By Joshua Ryan
I unfolded the shorts. They were cheap and stiff and pasty white, with the same black brand on the leg and rump: CONVICT 353308. Even in your underwear, you had to be labeled. Your rump needed to be numbered so that nobody would mistake it for the rump of the inmate who was next in line. You could never forget that you were a convict, a package of meat with a barcode.
I pulled the right leg of the boxers over my iron and drew them up to my crotch. I’d never worn whites before. Even when I was a kid, my mother always bought me something “colorful,” something “artistic.” And I’d never worn anything next to my body that felt as coarse and rough as those things felt when I pulled them on for the first time, watching my balls and dick vanish beneath the harsh white cloth that covered them like some exotic disease. I shuddered and reached blindly for the t-shirt. The thing was as heavy and coarse as the boxers, and just as white, except for the familiar message stamped on the front and back — CONVICT 353308. I pulled it slowly over my chest.

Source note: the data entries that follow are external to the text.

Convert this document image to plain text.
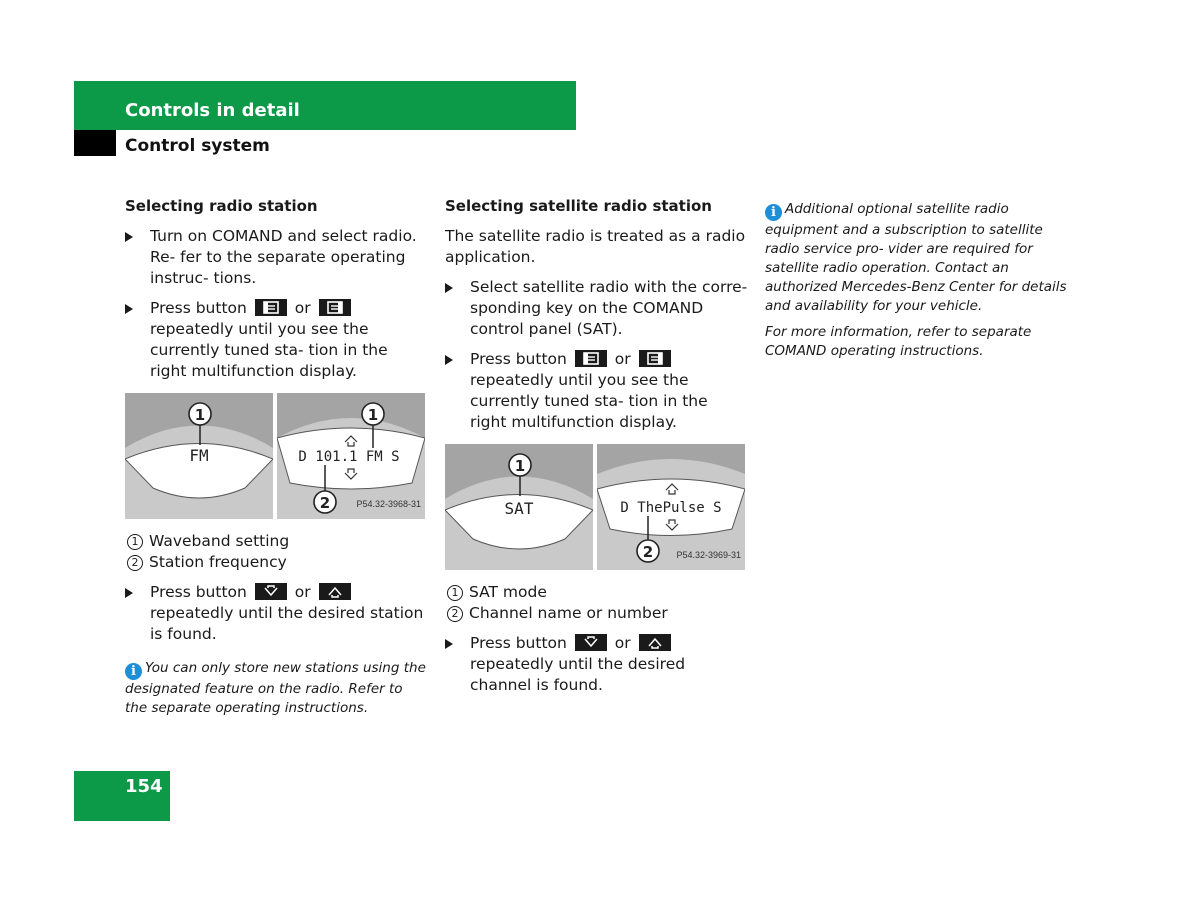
Controls in detail
Control system
Selecting radio station
Turn on COMAND and select radio. Re- fer to the separate operating instruc- tions.
Press button	or
repeatedly until you see the currently tuned sta- tion in the right multifunction display.
1
FM
1
D 101.1 FM S
2	P54.32-3968-31
1 Waveband setting
2 Station frequency
Press button	or
repeatedly until the desired station is found.

i You can only store new stations using the designated feature on the radio. Refer to the separate operating instructions.

Selecting satellite radio station

The satellite radio is treated as a radio application.

Select satellite radio with the corre- sponding key on the COMAND control panel (SAT).
Press button	or
repeatedly until you see the currently tuned sta- tion in the right multifunction display.
1
SAT	D ThePulse S
2	P54.32-3969-31
1 SAT mode
2 Channel name or number
Press button	or
repeatedly until the desired channel is found.

i Additional optional satellite radio equipment and a subscription to satellite radio service pro- vider are required for satellite radio operation. Contact an authorized Mercedes-Benz Center for details and availability for your vehicle.

For more information, refer to separate COMAND operating instructions.

154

Now I was dressed in my prison underwear, with my prison name and my prison number glaring black from the naked white . . . and my dick was rising again. I never knew I could feel this way, sick and eager at the same time . . . Through the thick cloth of my t-shirt, I could see my nipples starting to tube . . .
“What’s the matter, convict?” College Boy asked. “You one of these boxer queens? Can’t get enough of your undies, man? I want you dressed out, convict. Make it snappy.”